Now I contend that the least a man who does his day's work should have is
a room to himself, where he can lock the door and be safe in his
possessions; where he can sit down and read by a window or look out;
where he can come and go whenever he wishes; where he can accumulate a
few personal belongings other than those he carries about with him on his
back and in his pockets; where he can hang up pictures of his mother,
sister, sweet-heart, ballet dancers, or bulldogs, as his heart listeth--in
short, one place of his own on the earth of which he can say: "This is
mine, my castle; the world stops at the threshold; here am I lord and
master." He will be a better citizen, this man; and he will do a better
day's work.
I stood on one floor of the poor man's hotel and listened. I went from
bed to bed and looked at the sleepers. They were young men, from twenty
to forty, most of them. Old men cannot afford the working-man's home.

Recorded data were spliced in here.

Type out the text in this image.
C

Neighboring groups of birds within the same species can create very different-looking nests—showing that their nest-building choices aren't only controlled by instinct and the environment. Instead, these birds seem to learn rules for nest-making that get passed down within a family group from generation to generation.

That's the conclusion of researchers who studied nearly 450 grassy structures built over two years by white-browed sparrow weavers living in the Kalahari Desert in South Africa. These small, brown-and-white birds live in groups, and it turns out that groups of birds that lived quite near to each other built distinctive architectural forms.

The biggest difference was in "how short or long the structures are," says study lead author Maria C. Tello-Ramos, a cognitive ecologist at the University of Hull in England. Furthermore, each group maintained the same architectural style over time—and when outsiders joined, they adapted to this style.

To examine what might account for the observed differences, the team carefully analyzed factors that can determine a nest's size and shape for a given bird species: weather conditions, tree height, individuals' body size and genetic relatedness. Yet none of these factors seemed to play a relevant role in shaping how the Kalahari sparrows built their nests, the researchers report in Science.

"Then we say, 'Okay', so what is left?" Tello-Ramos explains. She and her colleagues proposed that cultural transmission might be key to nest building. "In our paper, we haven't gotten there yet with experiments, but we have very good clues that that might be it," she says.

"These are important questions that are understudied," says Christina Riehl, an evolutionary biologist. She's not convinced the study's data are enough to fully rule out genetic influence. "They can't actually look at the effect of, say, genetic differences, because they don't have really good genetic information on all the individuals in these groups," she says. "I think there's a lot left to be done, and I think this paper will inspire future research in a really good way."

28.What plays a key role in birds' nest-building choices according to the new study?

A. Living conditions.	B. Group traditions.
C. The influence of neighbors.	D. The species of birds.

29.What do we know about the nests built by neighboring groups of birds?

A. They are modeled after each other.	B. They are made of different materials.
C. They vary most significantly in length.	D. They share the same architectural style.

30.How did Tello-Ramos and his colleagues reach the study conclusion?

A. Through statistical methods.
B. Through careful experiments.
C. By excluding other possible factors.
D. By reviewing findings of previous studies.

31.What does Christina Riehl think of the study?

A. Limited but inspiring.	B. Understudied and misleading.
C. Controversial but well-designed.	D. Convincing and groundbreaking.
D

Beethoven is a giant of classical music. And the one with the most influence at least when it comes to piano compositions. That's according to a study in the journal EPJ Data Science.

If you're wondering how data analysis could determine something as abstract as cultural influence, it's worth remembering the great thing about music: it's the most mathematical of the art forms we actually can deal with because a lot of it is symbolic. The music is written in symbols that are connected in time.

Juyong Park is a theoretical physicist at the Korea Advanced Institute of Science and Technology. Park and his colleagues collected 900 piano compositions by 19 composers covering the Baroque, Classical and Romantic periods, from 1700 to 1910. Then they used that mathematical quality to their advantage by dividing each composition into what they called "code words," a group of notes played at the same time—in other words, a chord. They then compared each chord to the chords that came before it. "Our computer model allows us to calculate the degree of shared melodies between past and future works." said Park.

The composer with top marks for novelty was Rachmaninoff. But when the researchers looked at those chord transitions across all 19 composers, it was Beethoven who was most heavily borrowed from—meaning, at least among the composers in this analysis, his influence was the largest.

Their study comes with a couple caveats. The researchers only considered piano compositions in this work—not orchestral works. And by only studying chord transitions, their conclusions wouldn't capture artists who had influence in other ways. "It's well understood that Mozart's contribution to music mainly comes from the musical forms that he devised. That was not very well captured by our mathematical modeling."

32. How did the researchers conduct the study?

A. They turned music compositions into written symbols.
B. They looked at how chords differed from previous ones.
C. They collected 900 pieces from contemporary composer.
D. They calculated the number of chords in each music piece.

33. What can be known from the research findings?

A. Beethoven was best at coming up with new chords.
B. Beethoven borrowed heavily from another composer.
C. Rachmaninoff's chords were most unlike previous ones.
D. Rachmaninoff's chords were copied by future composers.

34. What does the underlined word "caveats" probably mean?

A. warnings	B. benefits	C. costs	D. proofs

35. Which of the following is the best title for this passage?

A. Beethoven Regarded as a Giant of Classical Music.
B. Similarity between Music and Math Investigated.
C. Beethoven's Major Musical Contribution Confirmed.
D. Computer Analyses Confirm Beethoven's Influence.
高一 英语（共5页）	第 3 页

They go to the workhouse. But I looked at the young men, scores of them,
and they were not bad-looking fellows. Their faces were made for women's
kisses, their necks for women's arms. They were lovable, as men are
lovable. They were capable of love. A woman's touch redeems and
softens, and they needed such redemption and softening instead of each
day growing harsh and harsher. And I wondered where these women were,
and heard a "harlot's ginny laugh." Leman Street, Waterloo Road,
Piccadilly, The Strand, answered me, and I knew where they were.